U.S. to lease more wind sites in New England
The lease sales notice announced Friday kicks off a comment period that ends Feb. 1 and sets the stage for auctions sometime thereafter, according to the Department of Interior's Bureau of Ocean Energy Management.
The auctions will occur within 30 days of the publication of a final lease notice following the end of the comment period, said Maureen Bornholdt, renewable energy program manager for the bureau.
Although the exact date for the auctions is undetermined, they will occur in 2013, Bornholdt said.
The leasing area covers 164,750 acres and is split into northern and southern zones. It is capable of supporting projects that could generate between 1,350 and 2,000 megawatts of energy or enough electricity for up to 700,000 homes, according to federal officials.
The area originally included about 256,000 acres, or 400 square miles, when it was opened up in 2011 to gauge interest from offshore wind energy developers.
An east-to-west slice of leasing blocks was later eliminated because of concerns for critical habitats and key fisheries, Bornholdt said.

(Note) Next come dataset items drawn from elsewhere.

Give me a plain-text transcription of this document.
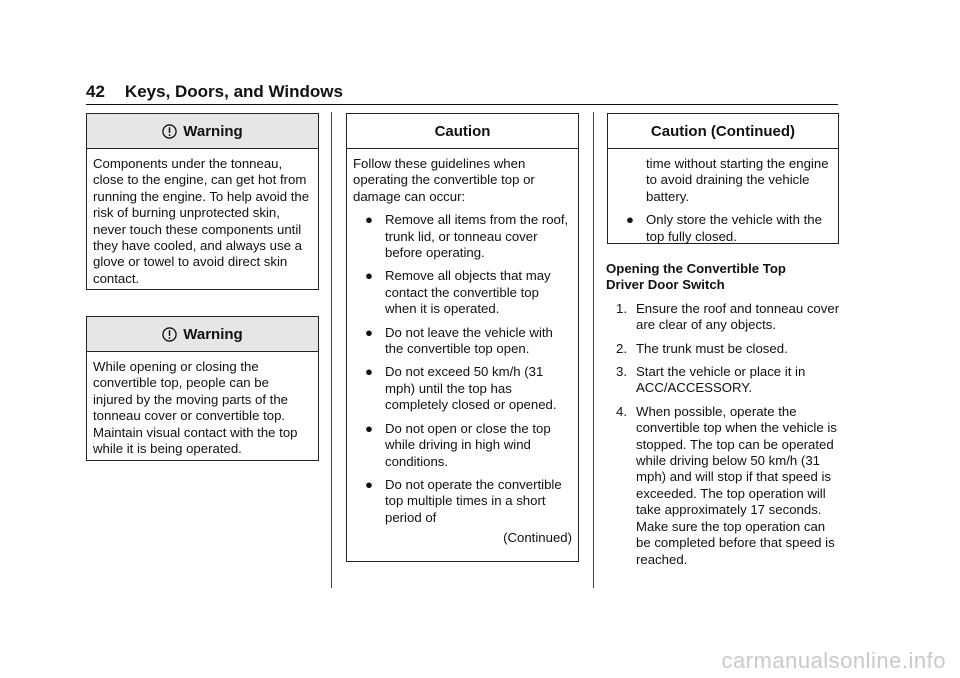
42 Keys, Doors, and Windows
Warning

Components under the tonneau, close to the engine, can get hot from running the engine. To help avoid the risk of burning unprotected skin, never touch these components until they have cooled, and always use a glove or towel to avoid direct skin contact.

Warning

While opening or closing the convertible top, people can be injured by the moving parts of the tonneau cover or convertible top. Maintain visual contact with the top while it is being operated.

Caution

Follow these guidelines when operating the convertible top or damage can occur:

● Remove all items from the roof, trunk lid, or tonneau cover before operating.
● Remove all objects that may contact the convertible top when it is operated.
● Do not leave the vehicle with the convertible top open.
● Do not exceed 50 km/h (31 mph) until the top has completely closed or opened.
● Do not open or close the top while driving in high wind conditions.
● Do not operate the convertible top multiple times in a short period of
(Continued)
Caution (Continued)

time without starting the engine to avoid draining the vehicle battery.

● Only store the vehicle with the top fully closed.
Opening the Convertible Top
Driver Door Switch
1. Ensure the roof and tonneau cover are clear of any objects.
2. The trunk must be closed.
3. Start the vehicle or place it in ACC/ACCESSORY.
4. When possible, operate the convertible top when the vehicle is stopped. The top can be operated while driving below 50 km/h (31 mph) and will stop if that speed is exceeded. The top operation will take approximately 17 seconds. Make sure the top operation can be completed before that speed is reached.
carmanualsonline.info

Developers will pay $3 per acre annually prior to commencing operations, or up to $494,250 a year if the entire area is leased.

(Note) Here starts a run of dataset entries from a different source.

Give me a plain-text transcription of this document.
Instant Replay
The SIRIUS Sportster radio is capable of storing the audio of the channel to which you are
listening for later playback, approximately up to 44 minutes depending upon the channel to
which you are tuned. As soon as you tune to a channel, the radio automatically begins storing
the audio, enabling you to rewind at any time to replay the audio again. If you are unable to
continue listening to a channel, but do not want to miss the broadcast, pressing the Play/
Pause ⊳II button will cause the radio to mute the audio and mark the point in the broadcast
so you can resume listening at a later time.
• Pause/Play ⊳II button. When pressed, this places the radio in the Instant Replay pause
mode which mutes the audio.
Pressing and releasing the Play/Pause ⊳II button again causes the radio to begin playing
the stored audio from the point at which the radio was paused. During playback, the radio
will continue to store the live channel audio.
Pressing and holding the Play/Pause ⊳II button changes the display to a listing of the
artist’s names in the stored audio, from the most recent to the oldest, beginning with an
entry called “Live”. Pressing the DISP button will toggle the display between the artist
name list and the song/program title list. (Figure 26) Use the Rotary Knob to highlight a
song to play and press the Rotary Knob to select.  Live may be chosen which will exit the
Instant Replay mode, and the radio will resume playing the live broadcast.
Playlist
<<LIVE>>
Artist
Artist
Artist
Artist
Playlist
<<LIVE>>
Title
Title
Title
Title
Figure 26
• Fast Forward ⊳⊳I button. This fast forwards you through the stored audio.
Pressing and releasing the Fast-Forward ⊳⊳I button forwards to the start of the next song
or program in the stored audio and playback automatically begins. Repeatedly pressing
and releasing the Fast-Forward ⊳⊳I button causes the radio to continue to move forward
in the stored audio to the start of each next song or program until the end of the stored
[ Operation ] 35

Once a developer begins generating electricity, a lease fee based on several factors, including the capacity of the wind energy projects, will be collected, Bornholdt said.
Seven developers have qualified financially and technically to bid in the auctions, she said.

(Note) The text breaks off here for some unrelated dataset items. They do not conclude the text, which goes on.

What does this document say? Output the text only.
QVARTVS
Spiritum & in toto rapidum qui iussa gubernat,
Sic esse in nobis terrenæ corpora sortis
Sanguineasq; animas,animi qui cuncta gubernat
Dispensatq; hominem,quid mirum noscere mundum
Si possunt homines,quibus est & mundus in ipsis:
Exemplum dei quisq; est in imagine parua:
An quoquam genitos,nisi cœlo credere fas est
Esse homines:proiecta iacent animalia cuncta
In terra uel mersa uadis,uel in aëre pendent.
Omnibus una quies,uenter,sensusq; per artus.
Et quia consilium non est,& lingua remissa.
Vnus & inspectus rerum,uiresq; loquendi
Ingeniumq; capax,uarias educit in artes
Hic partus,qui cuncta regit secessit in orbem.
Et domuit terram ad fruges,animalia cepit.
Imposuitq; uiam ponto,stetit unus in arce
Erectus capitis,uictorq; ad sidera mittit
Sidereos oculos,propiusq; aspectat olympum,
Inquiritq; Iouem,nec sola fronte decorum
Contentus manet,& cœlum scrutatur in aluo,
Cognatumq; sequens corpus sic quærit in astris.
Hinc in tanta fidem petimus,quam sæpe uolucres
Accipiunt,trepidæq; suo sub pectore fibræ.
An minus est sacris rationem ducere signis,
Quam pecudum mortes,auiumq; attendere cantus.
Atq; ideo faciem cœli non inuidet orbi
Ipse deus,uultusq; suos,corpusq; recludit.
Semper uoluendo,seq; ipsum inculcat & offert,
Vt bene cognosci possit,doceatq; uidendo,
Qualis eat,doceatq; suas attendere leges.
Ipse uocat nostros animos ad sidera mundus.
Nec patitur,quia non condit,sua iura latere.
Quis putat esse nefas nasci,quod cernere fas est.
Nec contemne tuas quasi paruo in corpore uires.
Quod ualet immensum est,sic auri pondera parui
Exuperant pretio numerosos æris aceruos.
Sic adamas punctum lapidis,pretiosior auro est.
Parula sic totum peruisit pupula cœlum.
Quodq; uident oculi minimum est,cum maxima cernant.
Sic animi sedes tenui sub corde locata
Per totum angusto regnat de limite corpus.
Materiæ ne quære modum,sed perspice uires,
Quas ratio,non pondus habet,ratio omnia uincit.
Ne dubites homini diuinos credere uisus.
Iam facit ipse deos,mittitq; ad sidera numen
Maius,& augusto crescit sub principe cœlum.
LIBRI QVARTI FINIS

A similar list of offshore wind energy developers interested in leasing blocks being opened south of Martha's Vineyard included a dozen prospective companies or organizations, including Energy Management Inc., the parent company of Cape Wind Associates LLC, which has the first signed commercial lease for an offshore wind farm in Nantucket Sound.
The area south of the Vineyard covers nearly 743,000 acres, or 877 square nautical miles, and could be opened for leasing by the end of 2013, according to federal officials.
The Wampanoag Tribe of Gay Head (Aquinnah) still is concerned about the effects on archeological sites, whales and other marine life from offshore wind energy projects in federal waters around the Vineyard, tribal preservation officer Bettina Washington said.
The tribe would have preferred that the projects all be located 21 miles or more out to sea to avoid affecting the tribe's ancestral viewshed, she said.
Despite these concerns, the area southwest of the Vineyard is preferred for wind turbine siting in Nantucket Sound, she said.
"Hopefully through the past, some lessons have been learned (about) how we can better work through some of these issues," she said.